Every time Mitt Romney speaks with contempt about community organizers, it sounds the same as someone running their fingernails across a black board to the thousands of community organizers throughout the nation. That must be because Mitt Romney doesn't understand what they do. He doesn't understand that he benefited from many, many people in Utah who were his forerunners in the Olympic movement. Romney must not realize that he, himself, was a community organizer.
Some people in Utah started organizing for the Olympics in 1929. There were many who worked to raise interest in the state, and money for this effort. The organizing to bring the Winter Olympics to Utah was ongoing until 1995. Then a bunch of community organizers on the committee stood and cheered. Through their coordinated efforts, often at their own expense, the 2002 Olympics were awarded to Utah. This was achieved because they had the community support and a plan in place for the Olympic venue. Mitt Romney came in on the end of this effort. He took advantage of all this work, and now he is denouncing community organizing as less than a real job. Shame on him!
Community organizers are usually activist with a special interest they are trying to accomplish as a community goal. Often this is on their own, using their own money and resources to develop. When it becomes large enough, they then do fund raisers, apply for grants to the local, state, and federal government. At this point the organizer has to have many skills. They have to keep books, be the secretary, fill out forms, console volunteers, do the work of eight or ten employees in a normal business. It is a 25 hour 8 day a week job, scrounged into a 24 hour 7 day week. This is not an easy job, but it is very real.
Community organizers have cleaned up streams, rivers, lakes, and are working on the ocean. They make sure that we have clean air to breathe, start recycling centers, recreation programs, see that we have parks, stump for Global warming, aka Al Gore. Other community organizers have developed programs to care for our disabled and elderly. The list goes on and on. These people have added greatly to what our country is. It is disconcerting to many of us organizers that so often this job is degraded by those who are sometimes jealous, and sometimes just don't understand. Let's identify some of the great community organizers of the past.
For instance, who was the community organizer who sat in the Potomac River with a bunch of his rag tag volunteers until he could defeat the British? It was President George Washington. Who wrote letters, newspaper articles, contacted and organized everyone he could to attend a convention in Philadelphia? Of course, this was Ben Franklin. What about the contemporary organizer who gave his life for the cause? The great Martin Luther King. What about all the women who have contributed and still contribute thousands of hours, money and effort caring for social causes in the USA.
Mitt Romney became a community organizer when he took over the position as CEO. Most organizers who run a program are known as Executive Directors.
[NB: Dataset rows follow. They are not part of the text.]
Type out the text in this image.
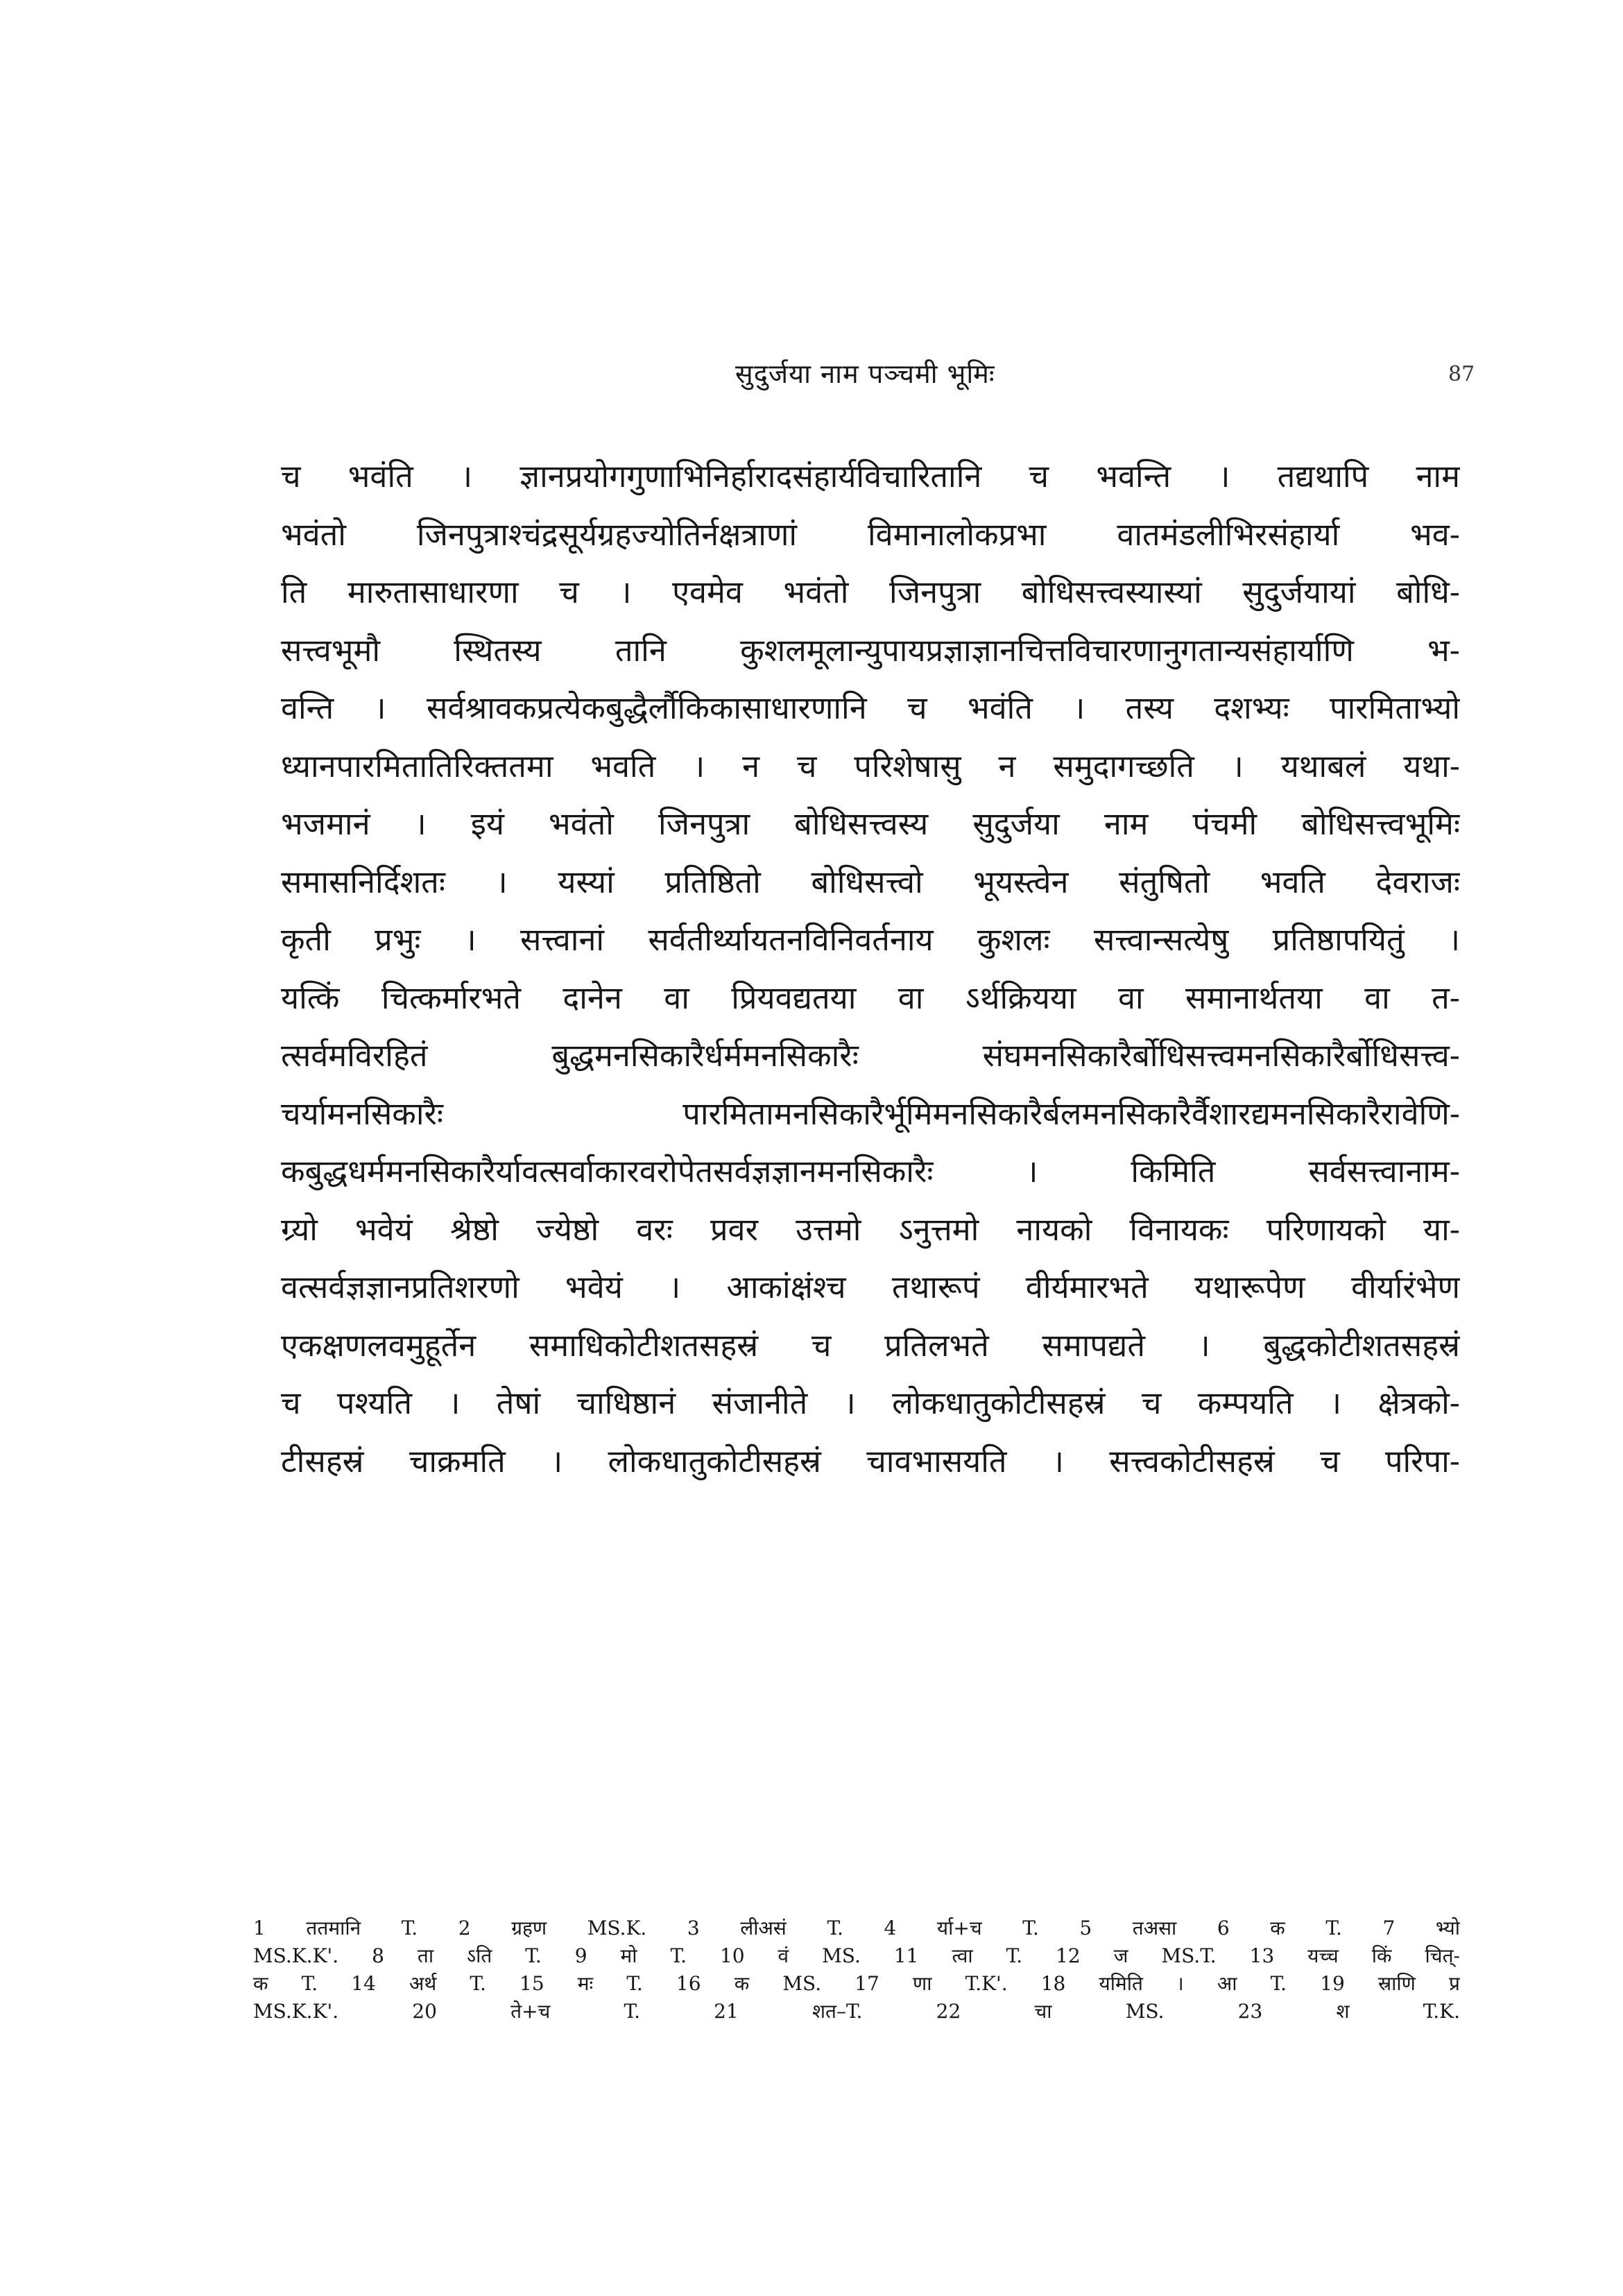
सुदुर्जया नाम पञ्चमी भूमिः	87
च भवंति । ज्ञानप्रयोगगुणाभिनिर्हारादसंहार्यविचारितानि च भवन्ति । तद्यथापि नाम
भवंतो जिनपुत्राश्चंद्रसूर्यग्रहज्योतिर्नक्षत्राणां विमानालोकप्रभा वातमंडलीभिरसंहार्या भव-
ति मारुतासाधारणा च । एवमेव भवंतो जिनपुत्रा बोधिसत्त्वस्यास्यां सुदुर्जयायां बोधि-
सत्त्वभूमौ स्थितस्य तानि कुशलमूलान्युपायप्रज्ञाज्ञानचित्तविचारणानुगतान्यसंहार्याणि भ-
वन्ति । सर्वश्रावकप्रत्येकबुद्धैर्लौकिकासाधारणानि च भवंति । तस्य दशभ्यः पारमिताभ्यो
ध्यानपारमितातिरिक्ततमा भवति । न च परिशेषासु न समुदागच्छति । यथाबलं यथा-
भजमानं । इयं भवंतो जिनपुत्रा बोधिसत्त्वस्य सुदुर्जया नाम पंचमी बोधिसत्त्वभूमिः
समासनिर्दिशतः । यस्यां प्रतिष्ठितो बोधिसत्त्वो भूयस्त्वेन संतुषितो भवति देवराजः
कृती प्रभुः । सत्त्वानां सर्वतीर्थ्यायतनविनिवर्तनाय कुशलः सत्त्वान्सत्येषु प्रतिष्ठापयितुं ।
यत्किं चित्कर्मारभते दानेन वा प्रियवद्यतया वा ऽर्थक्रियया वा समानार्थतया वा त-
त्सर्वमविरहितं बुद्धमनसिकारैर्धर्ममनसिकारैः संघमनसिकारैर्बोधिसत्त्वमनसिकारैर्बोधिसत्त्व-
चर्यामनसिकारैः पारमितामनसिकारैर्भूमिमनसिकारैर्बलमनसिकारैर्वैशारद्यमनसिकारैरावेणि-
कबुद्धधर्ममनसिकारैर्यावत्सर्वाकारवरोपेतसर्वज्ञज्ञानमनसिकारैः । किमिति सर्वसत्त्वानाम-
ग्र्यो भवेयं श्रेष्ठो ज्येष्ठो वरः प्रवर उत्तमो ऽनुत्तमो नायको विनायकः परिणायको या-
वत्सर्वज्ञज्ञानप्रतिशरणो भवेयं । आकांक्षंश्च तथारूपं वीर्यमारभते यथारूपेण वीर्यारंभेण
एकक्षणलवमुहूर्तेन समाधिकोटीशतसहस्रं च प्रतिलभते समापद्यते । बुद्धकोटीशतसहस्रं
च पश्यति । तेषां चाधिष्ठानं संजानीते । लोकधातुकोटीसहस्रं च कम्पयति । क्षेत्रको-
टीसहस्रं चाक्रमति । लोकधातुकोटीसहस्रं चावभासयति । सत्त्वकोटीसहस्रं च परिपा-
1 ततमानि T. 2 ग्रहण MS.K. 3 लीअसं T. 4 र्या+च T. 5 तअसा 6 क T. 7 भ्यो
MS.K.K'. 8 ता ऽति T. 9 मो T. 10 वं MS. 11 त्वा T. 12 ज MS.T. 13 यच्च किं चित्-
क T. 14 अर्थ T. 15 मः T. 16 क MS. 17 णा T.K'. 18 यमिति । आ T. 19 स्राणि प्र
MS.K.K'. 20 ते+च T. 21 शत–T. 22 चा MS. 23 श T.K.
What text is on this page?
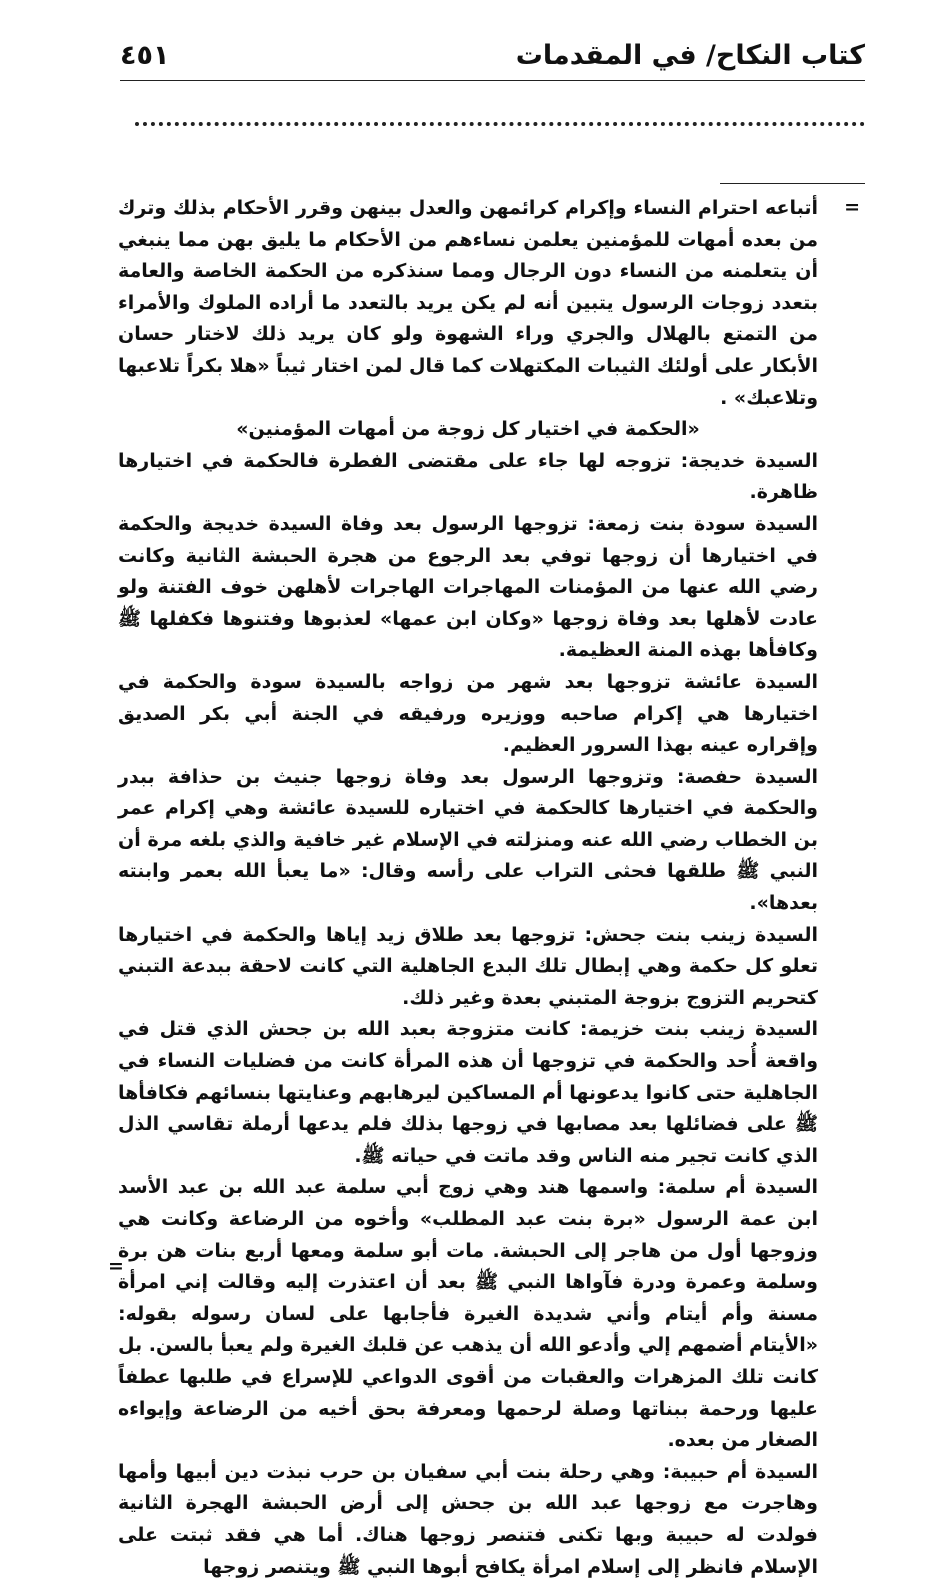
كتاب النكاح/ في المقدمات
٤٥١
=

أتباعه احترام النساء وإكرام كرائمهن والعدل بينهن وقرر الأحكام بذلك وترك من بعده أمهات للمؤمنين يعلمن نساءهم من الأحكام ما يليق بهن مما ينبغي أن يتعلمنه من النساء دون الرجال ومما سنذكره من الحكمة الخاصة والعامة بتعدد زوجات الرسول يتبين أنه لم يكن يريد بالتعدد ما أراده الملوك والأمراء من التمتع بالهلال والجري وراء الشهوة ولو كان يريد ذلك لاختار حسان الأبكار على أولئك الثيبات المكتهلات كما قال لمن اختار ثيباً «هلا بكراً تلاعبها وتلاعبك» .

«الحكمة في اختيار كل زوجة من أمهات المؤمنين»

السيدة خديجة: تزوجه لها جاء على مقتضى الفطرة فالحكمة في اختيارها ظاهرة.

السيدة سودة بنت زمعة: تزوجها الرسول بعد وفاة السيدة خديجة والحكمة في اختيارها أن زوجها توفي بعد الرجوع من هجرة الحبشة الثانية وكانت رضي الله عنها من المؤمنات المهاجرات الهاجرات لأهلهن خوف الفتنة ولو عادت لأهلها بعد وفاة زوجها «وكان ابن عمها» لعذبوها وفتنوها فكفلها ﷺ وكافأها بهذه المنة العظيمة.

السيدة عائشة تزوجها بعد شهر من زواجه بالسيدة سودة والحكمة في اختيارها هي إكرام صاحبه ووزيره ورفيقه في الجنة أبي بكر الصديق وإقراره عينه بهذا السرور العظيم.

السيدة حفصة: وتزوجها الرسول بعد وفاة زوجها جنيث بن حذافة ببدر والحكمة في اختيارها كالحكمة في اختياره للسيدة عائشة وهي إكرام عمر بن الخطاب رضي الله عنه ومنزلته في الإسلام غير خافية والذي بلغه مرة أن النبي ﷺ طلقها فحثى التراب على رأسه وقال: «ما يعبأ الله بعمر وابنته بعدها».

السيدة زينب بنت جحش: تزوجها بعد طلاق زيد إياها والحكمة في اختيارها تعلو كل حكمة وهي إبطال تلك البدع الجاهلية التي كانت لاحقة ببدعة التبني كتحريم التزوج بزوجة المتبني بعدة وغير ذلك.

السيدة زينب بنت خزيمة: كانت متزوجة بعبد الله بن جحش الذي قتل في واقعة أُحد والحكمة في تزوجها أن هذه المرأة كانت من فضليات النساء في الجاهلية حتى كانوا يدعونها أم المساكين ليرهابهم وعنايتها بنسائهم فكافأها ﷺ على فضائلها بعد مصابها في زوجها بذلك فلم يدعها أرملة تقاسي الذل الذي كانت تجير منه الناس وقد ماتت في حياته ﷺ.

السيدة أم سلمة: واسمها هند وهي زوج أبي سلمة عبد الله بن عبد الأسد ابن عمة الرسول «برة بنت عبد المطلب» وأخوه من الرضاعة وكانت هي وزوجها أول من هاجر إلى الحبشة. مات أبو سلمة ومعها أربع بنات هن برة وسلمة وعمرة ودرة فآواها النبي ﷺ بعد أن اعتذرت إليه وقالت إني امرأة مسنة وأم أيتام وأني شديدة الغيرة فأجابها على لسان رسوله بقوله: «الأيتام أضمهم إلي وأدعو الله أن يذهب عن قلبك الغيرة ولم يعبأ بالسن. بل كانت تلك المزهرات والعقبات من أقوى الدواعي للإسراع في طلبها عطفاً عليها ورحمة ببناتها وصلة لرحمها ومعرفة بحق أخيه من الرضاعة وإيواءه الصغار من بعده.

السيدة أم حبيبة: وهي رحلة بنت أبي سفيان بن حرب نبذت دين أبيها وأمها وهاجرت مع زوجها عبد الله بن جحش إلى أرض الحبشة الهجرة الثانية فولدت له حبيبة وبها تكنى فتنصر زوجها هناك. أما هي فقد ثبتت على الإسلام فانظر إلى إسلام امرأة يكافح أبوها النبي ﷺ ويتنصر زوجها

=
He became a CEO because the Olympic committee was already an established program and CEO is more understood as a job description than Executive Director. Yet, he organized never the less. The 2002 Olympics in Salt Lake City was a community effort. There were 26,000 volunteers. Mitt Romney broke the record for private money raised and donated to the Olympics through his efforts. He oversaw 700 employees, making this one of the largest community organizations in the nation. He contributed one million to the cause, and donated his salary and severance payments of $1.4 million to charity. No one wants to take away from his accomplishments as a community organizer. Yet, it is distressing that he views President Obama's efforts with disdain. President Obama was in a very different and possibly more difficult situation. Obama was working with the one of the most difficult positions that black people face. They were out of work with inadequate training for any other job. Motivating people in this situation is notoriously a very difficult job, with little to no recognition because achievement is so subjective.
Romney benefited from those who had already done the most difficult work. He stepped into the top position with the money and cause already established. He took a position where accomplishments are easily spotted because they are more objective. He didn't do the grunt work, which is exceedingly more difficult to measure, as President Obama was doing. Therefore to scorn President Obama's efforts is being less than the gentlemen and man he is trying to portray.